Peaceful Parenting: Create positive, less stressful relationships with your kids
Becoming a peaceful parent involves changing your underlying beliefs about children and your role as a parent. Yet, how can you change judgement and reactivity to respond more positively when your children challenge you?
Have you ever felt so frustrated with your children you could scream?
Recently, I discussed children’s ability to emotionally self-regulate with a dad. He agreed that young children are still learning about their emotions. He then added, “What about me? I go from neutral to anger in a flash when my child loses it or refuses to do as I ask. How can I change? It’s like I’m freewheeling and need emotional trainer wheels as a parent.”
In my more than 35 years of working with parents, he isn’t the only one who has been challenged by his children.
What is Peaceful Parenting?
Peaceful Parenting is an opportunity to better understand the dynamics between parent/carer and child. When you use this approach, you take on parenting challenges in more constructive ways. You become aware of what you are modelling through your responses to your child, as well as the importance of trying to meet the underlying needs that might be driving the behaviour. You also use skills your child needs to develop for future situations.
The Peaceful Parenting is a parenting method developed by Dr Laura Markham. Her philosophy is based on the understanding that authoritarian parenting is more isolating and frightening for children than it is nurturing. Children need support and unconditional love, in addition to understanding, empathy and effective communication from parents.
To be a peaceful parent, you must let go of the reigns of control. It means you’ll favour behaviour and communication that fosters collaboration, back-and-forth dialogue and the echanging of ideas between yourself and your child.
Becoming a calm and confident parent
Being a calm and confident parent starts with identifying triggers — yours and your child’s.
What trips your trigger? Usually reactivity comes from some underlying beliefs. Is it your expectations about how you think children should behave? Also, how you think you should behave as a parent? Your first thoughts might be “I’m not going to let my child get away with this just to get what they want” or “they should show some self-control”.

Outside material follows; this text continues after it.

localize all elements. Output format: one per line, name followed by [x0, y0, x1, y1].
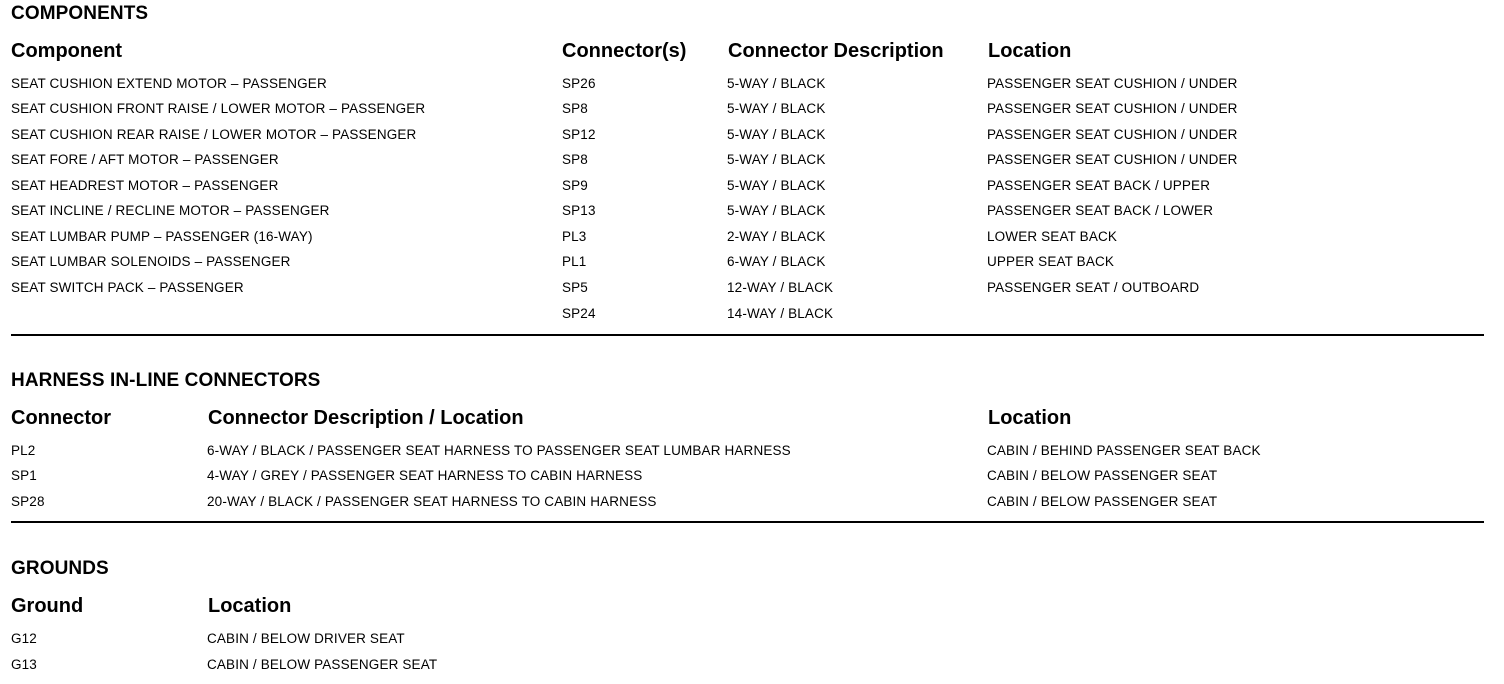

Peel back the layers that lead to these thoughts. You might believe children should respect authority. You might also believe that, as a parent, you need to be in control of your child. You might also believe that the only way to get a child to change is to use any one of the following coercive options: threaten, bribe, punish, say ‘1-2-3’, ground them, or give timeout. These beliefs arise out of fear and often limited information.
There are so many social pressures to be the ‘right’ kind of parent. Not to mention the messaging that parents should somehow ‘know how to deal with’ all aspects of raising children. For those raising children with diverse learning needs, health issues or emotional and identity struggles, the feelings are often intensified.
Children who are responsible and respectful
Ultimately, parents everywhere tell me they want their child to grow up to be responsible, respectful adults. They also want to be loving role models to their children.
The disconnect happens when you don’t know how to effectively achieve this. You rely on outdated, unloving and fear-based methods that serve to alienate your child, place your child in the role of a culprit, and leave them fearful and even dependent on you. These methods may bring quick ‘results’ but don’t bring productive and lasting change, respectful relationships or intrinsically motivated children, such as achieved by using the Parent Effectiveness Training skills based model of parenting. It is time-tested and current neuroscience validates it.
The combination of your judgmental thoughts and beliefs culminates in you feeling unhappy and then angry. Therefore, to change your intense reaction and feelings it makes sense to first change your thoughts and beliefs. Then, learn new assertive parenting skills. When you decide to change your underlying beliefs about children and about your role as a parent you free yourself to choose and use more loving and helpful responses rather than resorting to an angry reaction.
It is interesting how we accept the essential need to upgrade our skills in the workplace and invest time in study for our career, yet cling to outdated methods of parenting.
Peaceful parenting changes your thinking
One parent I recently helped decided to change her thinking from, “My child is such a pain. I’m always yelling at her” to “My child is learning to manage her emotions. I role model empathy and guide her assertively”. But that’s not all.
This same parent now uses the ABCC approach when she feels anger rising. She Acknowledges her anger and it begins to subside, she Breathes deeply and reaffirms her new beliefs about children and parenting. She asks herself and visualises what she most wants — harm or helping. She says to herself “I choose love not fear”. This pause gives her time to be Curious about the needs of her daughter and her own needs as a parent. Next she makes a Choice to use effective assertive parenting skills. Sometimes she forgets and the anger surfaces. At those times she apologises and proceeds with ABCC.
If you want to change your way of thinking, state your beliefs in a positive way and what you want to happen. Write them down (this helps form new pathways in the brain), pin them up, and say them frequently to replace the old ones. Be kind to yourself. It takes 30 days of making mistakes and practising to change a habit!